Lloyd's monster is not yet buried

Profits at Lloyd's of London have become so unusual as to be almost unbelievable. Apparently, however, the market is now earning them in abundance. According to Chatset, an independent research group, yet to be reported profits for 1993 and 1994 will come in at around pounds 1bn apiece.

The horrors of the late Eighties and early Nineties burned away all memory of Lloyd's as a nice, dependable cheque in the post. Instead, many names were scorched with the traumatic vision of an insurance market gone beserk, transmuted into a money-losing monster of terrifying efficiency.

With that sort of reputation, any good news is welcome. But it is far too soon for the earnest executive faces that have become de rigueur at Lloyd's to break into smiles. Good profits are being made once again, but the money-gobbling monster is still there, looming large out of the past. Lloyd's made over pounds 8bn of losses between 1987 and 1992, a hole into which profits could be poured for some time. But time is Lloyd's scarcest commodity; the past does not lie still. With ancient asbestos and pollution policies, mostly in the US, still being called upon for massive payouts, it constantly threatens to crush the insurance market.
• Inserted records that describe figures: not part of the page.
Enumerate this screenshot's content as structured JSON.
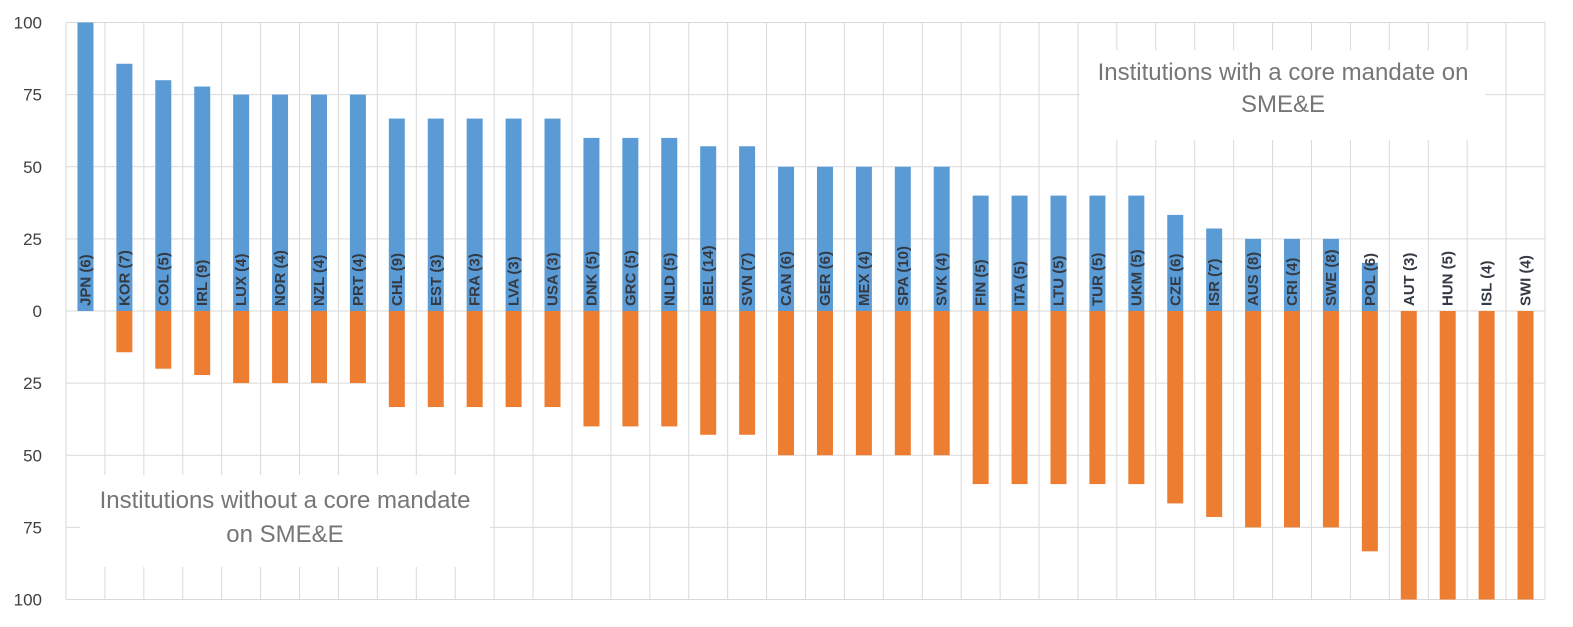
{
  "chart_data": {
    "type": "bar",
    "categories": [
      "JPN (6)",
      "KOR (7)",
      "COL (5)",
      "IRL (9)",
      "LUX (4)",
      "NOR (4)",
      "NZL (4)",
      "PRT (4)",
      "CHL (9)",
      "EST (3)",
      "FRA (3)",
      "LVA (3)",
      "USA (3)",
      "DNK (5)",
      "GRC (5)",
      "NLD (5)",
      "BEL (14)",
      "SVN (7)",
      "CAN (6)",
      "GER (6)",
      "MEX (4)",
      "SPA (10)",
      "SVK (4)",
      "FIN (5)",
      "ITA (5)",
      "LTU (5)",
      "TUR (5)",
      "UKM (5)",
      "CZE (6)",
      "ISR (7)",
      "AUS (8)",
      "CRI (4)",
      "SWE (8)",
      "POL (6)",
      "AUT (3)",
      "HUN (5)",
      "ISL (4)",
      "SWI (4)"
    ],
    "series": [
      {
        "values": [
          100,
          85.7,
          80,
          77.8,
          75,
          75,
          75,
          75,
          66.7,
          66.7,
          66.7,
          66.7,
          66.7,
          60,
          60,
          60,
          57.1,
          57.1,
          50,
          50,
          50,
          50,
          50,
          40,
          40,
          40,
          40,
          40,
          33.3,
          28.6,
          25,
          25,
          25,
          16.7,
          0,
          0,
          0,
          0
        ]
      },
      {
        "values": [
          0,
          14.3,
          20,
          22.2,
          25,
          25,
          25,
          25,
          33.3,
          33.3,
          33.3,
          33.3,
          33.3,
          40,
          40,
          40,
          42.9,
          42.9,
          50,
          50,
          50,
          50,
          50,
          60,
          60,
          60,
          60,
          60,
          66.7,
          71.4,
          75,
          75,
          75,
          83.3,
          100,
          100,
          100,
          100
        ]
      }
    ],
    "colors": {
      "with_core_mandate": "#5b9bd5",
      "without_core_mandate": "#ed7d31"
    },
    "yticks_top": [
      "100",
      "75",
      "50",
      "25",
      "0"
    ],
    "yticks_bottom": [
      "25",
      "50",
      "75",
      "100"
    ],
    "ylim": [
      -100,
      100
    ],
    "grid": true,
    "annotations": {
      "top_right": [
        "Institutions with a core mandate on",
        "SME&E"
      ],
      "bottom_left": [
        "Institutions without a core mandate",
        "on SME&E"
      ]
    }
  }
}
Lloyd's executives are still frantically working on their grand rescue plan - caging the monster of the past so that a separated-off, new Lloyd's can thrive again.

It is a task of daunting complexity, requiring the skills of the politician and psychologist as much as those of the computer wizard. In October, thousands of loss-hit Lloyd's names, will learn the first estimate of how much it is going to cost them to buy themselves out of the Lloyd's nightmare and walk away forever.

Persuading enough of these investors, many of them bitter beyond belief, that this is the best deal, rather than letting Lloyd's go bust, will be an extraordinary coup. There are some positive signs about. But everything is still to play for.